Files
docling-parse/docs/performance_code.md
T
Peter W. J. Staar ae66f6ddf0 feat: add parallelization for parsing (#216)
Signed-off-by: Peter Staar <taa@zurich.ibm.com>
2026-03-04 10:42:04 +01:00

5.2 KiB

Performance Benchmarking Guide

This page explains how to benchmark page-level PDF parsing with the perf/run_perf.py script. It supports multiple backends — including a multi-threaded mode — and produces a CSV plus summary stats for quick comparison.

Prerequisites

  • Python 3.9+
  • Install the project in your environment. For optional parsers, install the perf extras:
    • pip: pip install .[perf-tools]
    • uv: uv sync --group perf-test

Optional parsers (pdfplumber, pypdfium2, pymupdf) are only needed when you select them via -p.

Script Overview

  • Entry point: python perf/run_perf.py <input> [options]
  • Input can be a single PDF file or a directory containing PDFs.
  • Output is a CSV file with one row per page and a printed summary.

CSV columns:

  • filename,page_number,elapsed_sec,success,error
  • For docling backends, additional columns with per-step timing breakdowns and percentages are appended.
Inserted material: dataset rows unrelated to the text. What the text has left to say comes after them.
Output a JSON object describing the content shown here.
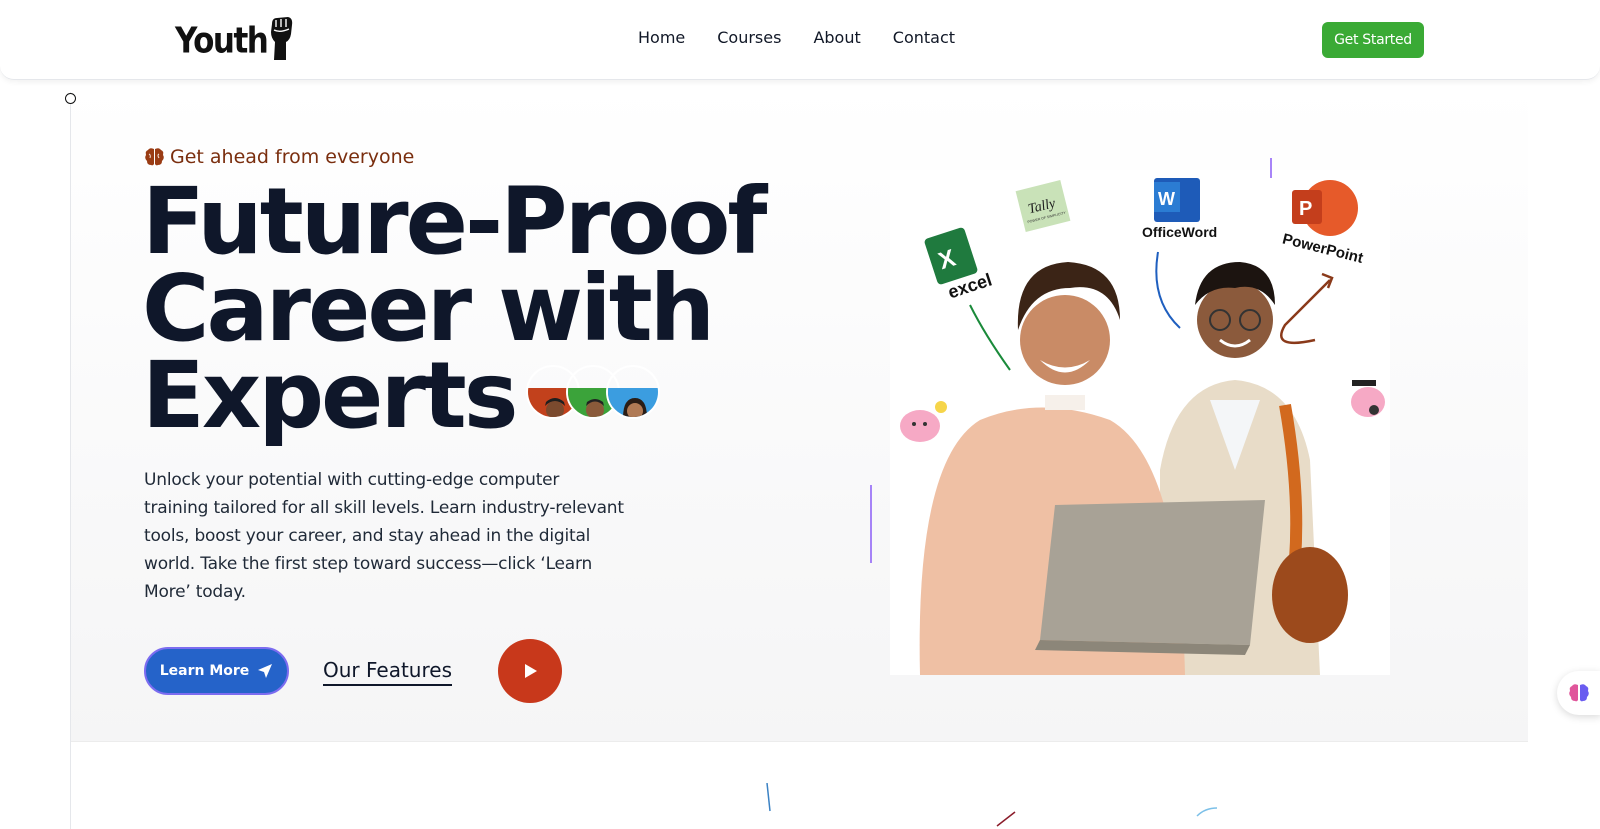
{
  "header": {
    "logo_text": "Youth",
    "nav": [
      {
        "label": "Home"
      },
      {
        "label": "Courses"
      },
      {
        "label": "About"
      },
      {
        "label": "Contact"
      }
    ],
    "cta_label": "Get Started"
  },
  "hero": {
    "eyebrow": "Get ahead from everyone",
    "title_line1": "Future-Proof",
    "title_line2": "Career  with",
    "title_line3": "Experts",
    "description": "Unlock your potential with cutting-edge computer training tailored for all skill levels. Learn industry-relevant tools, boost your career, and stay ahead in the digital world. Take the first step toward success—click ‘Learn More’ today.",
    "learn_more_label": "Learn More",
    "features_label": "Our Features",
    "image_labels": {
      "excel": "excel",
      "tally": "Tally",
      "tally_tagline": "POWER OF SIMPLICITY",
      "word": "OfficeWord",
      "powerpoint": "PowerPoint"
    }
  },
  "colors": {
    "accent_green": "#3aaa35",
    "primary_blue": "#2563c9",
    "play_red": "#c8381b",
    "eyebrow_brown": "#7a2e0e",
    "title_navy": "#0f172a"
  }
}
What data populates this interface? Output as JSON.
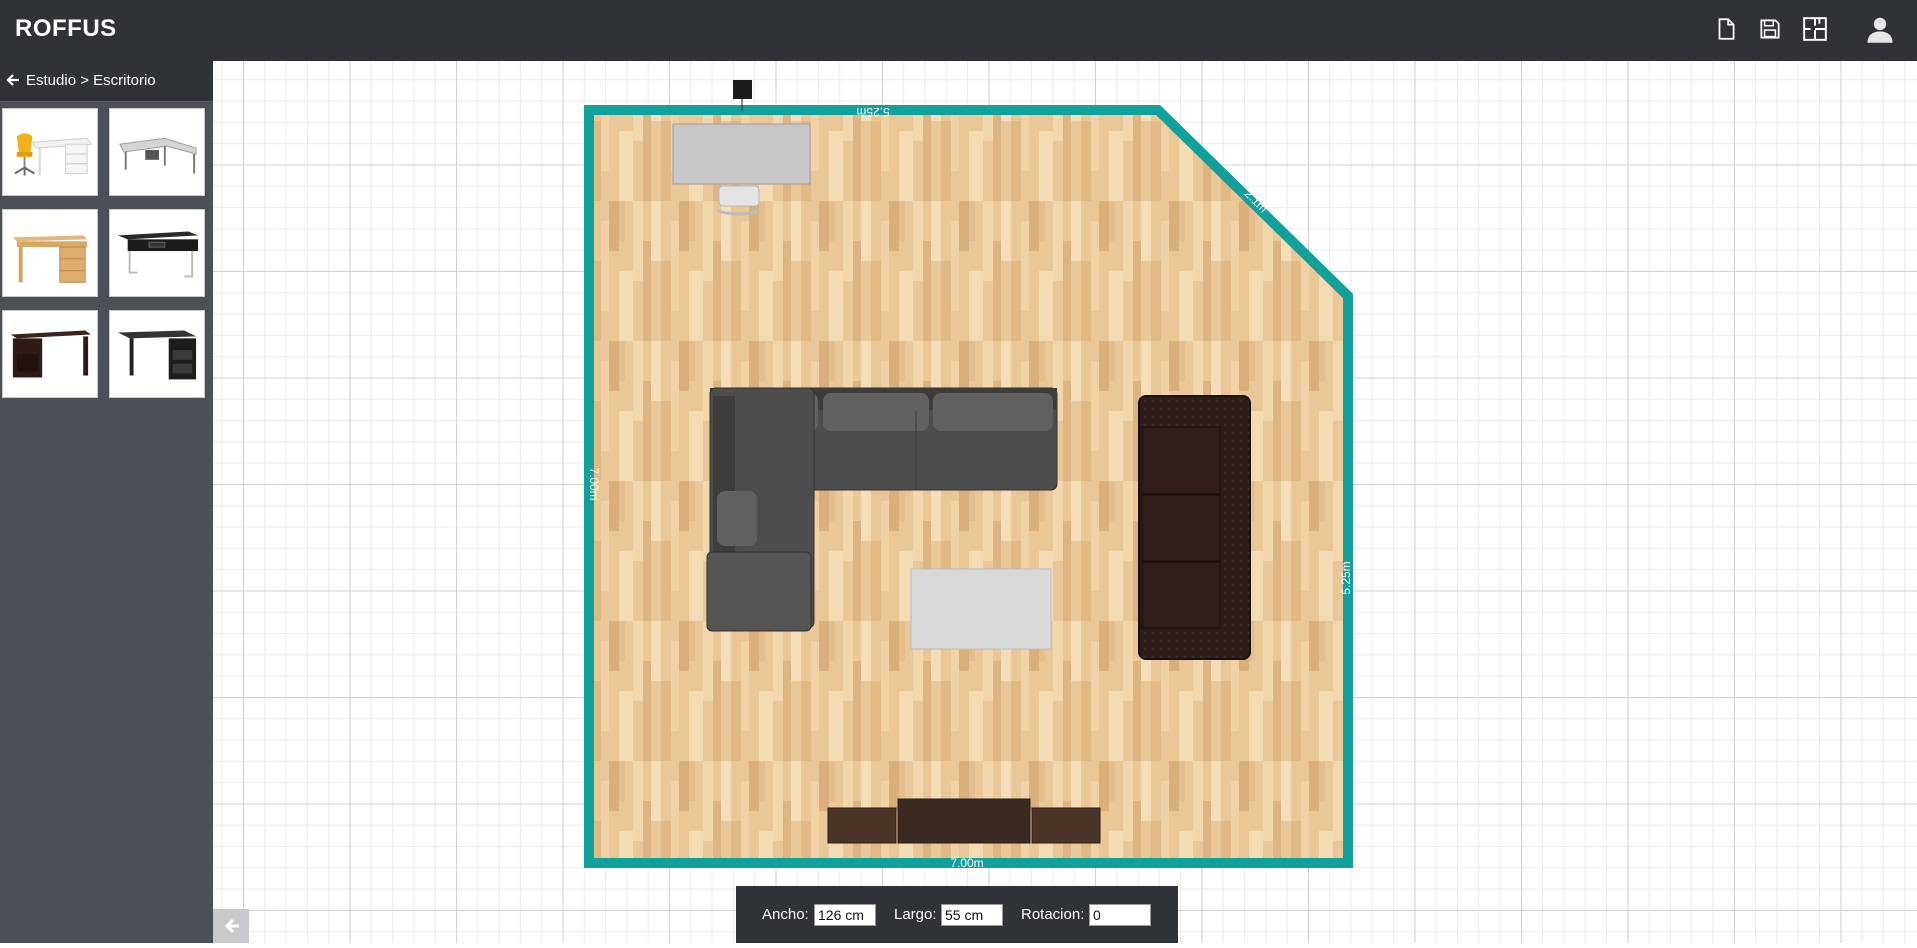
{
  "app": {
    "title": "ROFFUS"
  },
  "toolbar": {
    "icons": [
      "new-file-icon",
      "save-icon",
      "floorplan-icon",
      "user-icon"
    ]
  },
  "sidebar": {
    "breadcrumb": "Estudio > Escritorio",
    "items": [
      {
        "name": "desk-with-yellow-chair"
      },
      {
        "name": "l-shaped-glass-desk"
      },
      {
        "name": "wooden-desk-with-drawers"
      },
      {
        "name": "black-desk-chrome-legs"
      },
      {
        "name": "dark-wood-desk"
      },
      {
        "name": "black-desk-with-drawers"
      }
    ]
  },
  "plan": {
    "wall_color": "#10a19d",
    "dimensions": {
      "top": "5.25m",
      "diagonal": "2.1m",
      "left": "7.00m",
      "right": "5.25m",
      "bottom": "7.00m"
    },
    "objects": [
      "desk",
      "l-sofa",
      "coffee-table",
      "dark-sofa",
      "tv-stand"
    ]
  },
  "properties": {
    "ancho_label": "Ancho:",
    "ancho_value": "126 cm",
    "largo_label": "Largo:",
    "largo_value": "55 cm",
    "rotacion_label": "Rotacion:",
    "rotacion_value": "0"
  }
}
Summary includes overall totals and per-document tables with mean/median/min/max and p50/p90/p95/p99 percentiles.

Parser Backends

Use --parser/-p to select the backend. Available options:

  • docling (default) — sequential, one page at a time
  • docling-threaded — parallel, multi-threaded with backpressure
  • pdfplumber
  • pypdfium2 (alias: pypdfium)
  • pymupdf

CLI Reference

python perf/run_perf.py <input> [options]

positional arguments:
  input                      Path to a PDF file or directory of PDFs

options:
  --parser, -p PARSER        Parser backend (default: docling)
  --recursive, -r            Recurse into subdirectories
  --output, -o PATH          Output CSV path (default: perf/results/perf_<parser>_<timestamp>.csv)
  --limit, -l N              Maximum number of documents to process
  --bytesio                  (docling only) Load PDFs via BytesIO instead of file path
  --threads, -t N            (docling-threaded only) Number of worker threads (default: 4)
  --max-concurrent-results N (docling-threaded only) Max buffered results before workers pause (default: 64)

Common Examples

Sequential (single-threaded) docling parsing

# Single file
python perf/run_perf.py ./docs/sample.pdf

# Directory, recursive
python perf/run_perf.py ./dataset -r -p docling

Parallel (multi-threaded) docling parsing

# 4 threads (default), up to 64 buffered results
python perf/run_perf.py ./dataset -r -p docling-threaded

# 8 threads, tighter backpressure
python perf/run_perf.py ./dataset -r -p docling-threaded --threads 8 --max-concurrent-results 32

# Single thread (useful as a baseline to measure thread overhead)
python perf/run_perf.py ./dataset -r -p docling-threaded --threads 1

Compare with non-docling backends

python perf/run_perf.py ./dataset -r -p pdfplumber
python perf/run_perf.py ./dataset -r -p pypdfium2
python perf/run_perf.py ./dataset -r -p pymupdf

Output Location

By default, results are written to:

  • perf/results/perf_<parser>_<timestamp>.csv

Customize output path with --output/-o:

python perf/run_perf.py ./dataset -r -p docling          -o perf/results/sequential.csv
python perf/run_perf.py ./dataset -r -p docling-threaded  -o perf/results/parallel_4t.csv

Tips for Fair Comparisons

  • Run sequential vs threaded in separate invocations and compare CSVs and printed summaries.
  • Pin the same --recursive and input set for both runs.
  • For docling-threaded, note that elapsed_sec per row measures the wait time for each result (not CPU time). The total wall time printed at the end is the true parallel throughput measure.
  • Consider two passes:
    • Cold run: after a reboot or clearing OS caches (if feasible).
    • Warm run: repeat the same command to observe cache effects.
  • Avoid other heavy workloads while benchmarking.
  • Record environment details (CPU, RAM, OS, Python, library versions).

Interpreting Results

Sequential (docling)

  • elapsed_sec measures wall-clock seconds per page parse.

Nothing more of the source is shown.